This semester, I took a class called Philosophy for Children with Professor Dunn. After reviewing some philosophical topics ourselves, every Wednesday us college kids marched into Ridpath Elementary across the street and attempted to teach seven- and eight-year-olds philosophy. Yeah, that’s a lot to take in. Philosophy for Children was one of my favorite classes, but I sure had my ups and downs. Turns out second-graders really struggle to sit still for more than five seconds, but sometimes they really say some great things. Here are some random, funny and downright philosophical things my students said.

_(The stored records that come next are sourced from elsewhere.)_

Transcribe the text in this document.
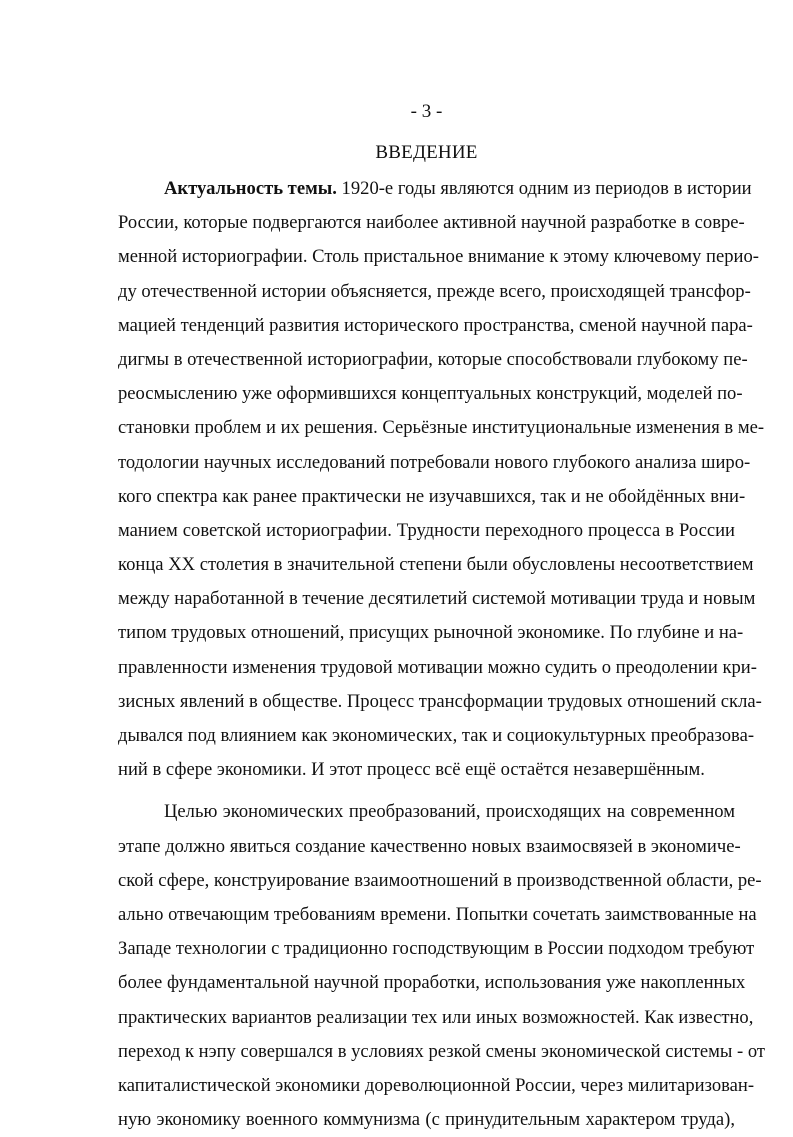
- 3 -
ВВЕДЕНИЕ
Актуальность темы. 1920-е годы являются одним из периодов в истории
России, которые подвергаются наиболее активной научной разработке в совре-
менной историографии. Столь пристальное внимание к этому ключевому перио-
ду отечественной истории объясняется, прежде всего, происходящей трансфор-
мацией тенденций развития исторического пространства, сменой научной пара-
дигмы в отечественной историографии, которые способствовали глубокому пе-
реосмыслению уже оформившихся концептуальных конструкций, моделей по-
становки проблем и их решения. Серьёзные институциональные изменения в ме-
тодологии научных исследований потребовали нового глубокого анализа широ-
кого спектра как ранее практически не изучавшихся, так и не обойдённых вни-
манием советской историографии. Трудности переходного процесса в России
конца XX столетия в значительной степени были обусловлены несоответствием
между наработанной в течение десятилетий системой мотивации труда и новым
типом трудовых отношений, присущих рыночной экономике. По глубине и на-
правленности изменения трудовой мотивации можно судить о преодолении кри-
зисных явлений в обществе. Процесс трансформации трудовых отношений скла-
дывался под влиянием как экономических, так и социокультурных преобразова-
ний в сфере экономики. И этот процесс всё ещё остаётся незавершённым.
Целью экономических преобразований, происходящих на современном
этапе должно явиться создание качественно новых взаимосвязей в экономиче-
ской сфере, конструирование взаимоотношений в производственной области, ре-
ально отвечающим требованиям времени. Попытки сочетать заимствованные на
Западе технологии с традиционно господствующим в России подходом требуют
более фундаментальной научной проработки, использования уже накопленных
практических вариантов реализации тех или иных возможностей. Как известно,
переход к нэпу совершался в условиях резкой смены экономической системы - от
капиталистической экономики дореволюционной России, через милитаризован-
ную экономику военного коммунизма (с принудительным характером труда),
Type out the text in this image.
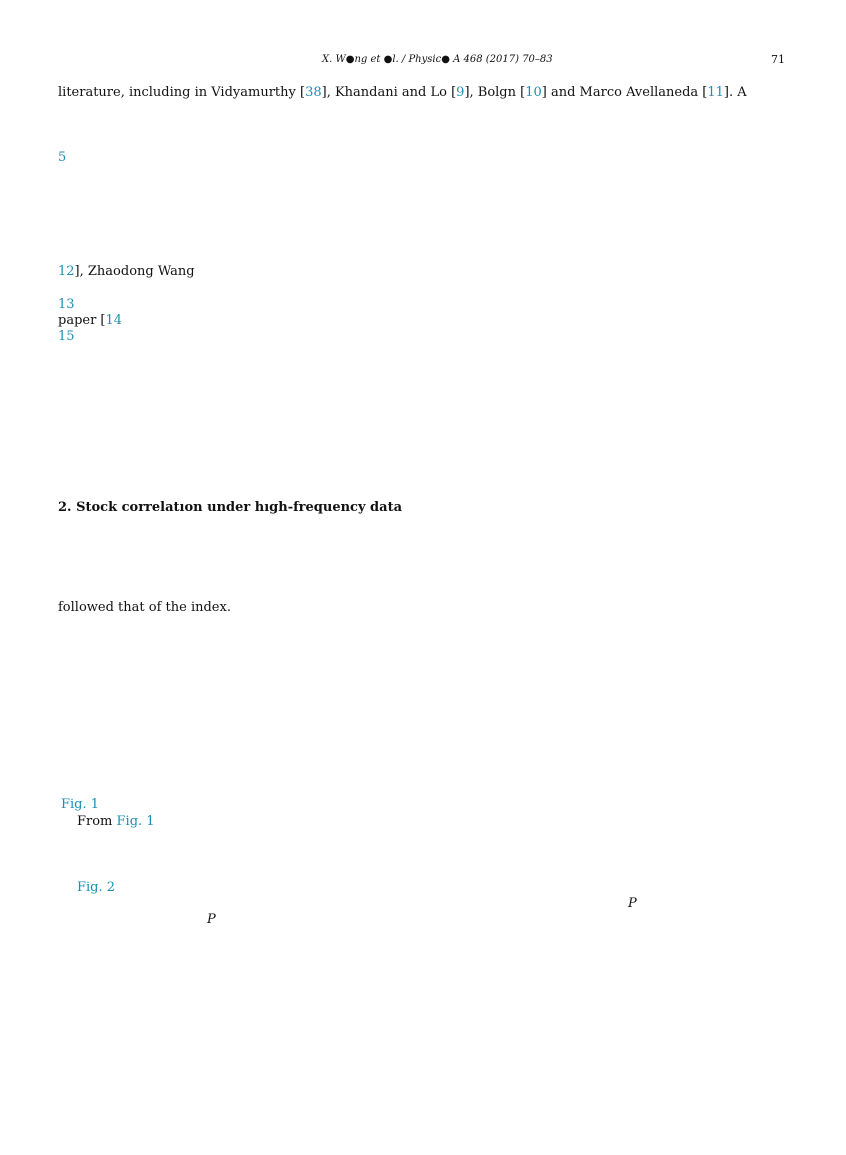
X. W●ng et ●l. / Physic● A 468 (2017) 70–83	71
literature, including in Vidyamurthy [38], Khandani and Lo [9], Bolgn [10] and Marco Avellaneda [11]. A
5
12], Zhaodong Wang
13
paper [14
15
2. Stock correlatıon under hıgh-frequency data
followed that of the index.
Fig. 1
From Fig. 1
Fig. 2
P
P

1. “I think I’m just going to go home and sit under the covers and eat all the food in my house.” Same, Alexia, same. I’ve never related to a second-grader more. Alexia said this after a very lively discussion as to whether or not our brains are just sitting in vats being controlled my mad scientists. Is seven too young for an existential crisis?
2. “Bravery is in your heart.” Got me in my feels. One of my second-graders came up with this canvas-worthy quote as we were discussing whether or not you could tell if someone was brave just by looking at them.
3. “You know you’re not dreaming if you go to Walmart in your ‘dream,’ because no one would ever dream about going to Walmart.” Forget pinching yourself, just try to go to Walmart. Philosophical problem solved. Thanks, Travis.4. “But if God made everyone, then who made God??? AHHHH.” My girl, Tabby, was thoroughly stressed out after a classmate of hers said that God was the creator of all things. At such a young age, she was thinking about the beginnings of the world and starting to form her own opinion on how we all got here. Deep.
5. “Make the world a better place.” One of my students wrote this on a poster she said she was going to put around her neighborhood. After reading The Lorax, this student was determined to “speak for the trees” and encourage those around her to recycle and plant more trees. We love a young environmental activist!
6. “Girls and boys can do whatever they want to do.” Yes!! After reading The Story of Ferdinand, my second-graders challenged traditional gender roles, saying that boys can smell flowers and girls can be tough. A tear.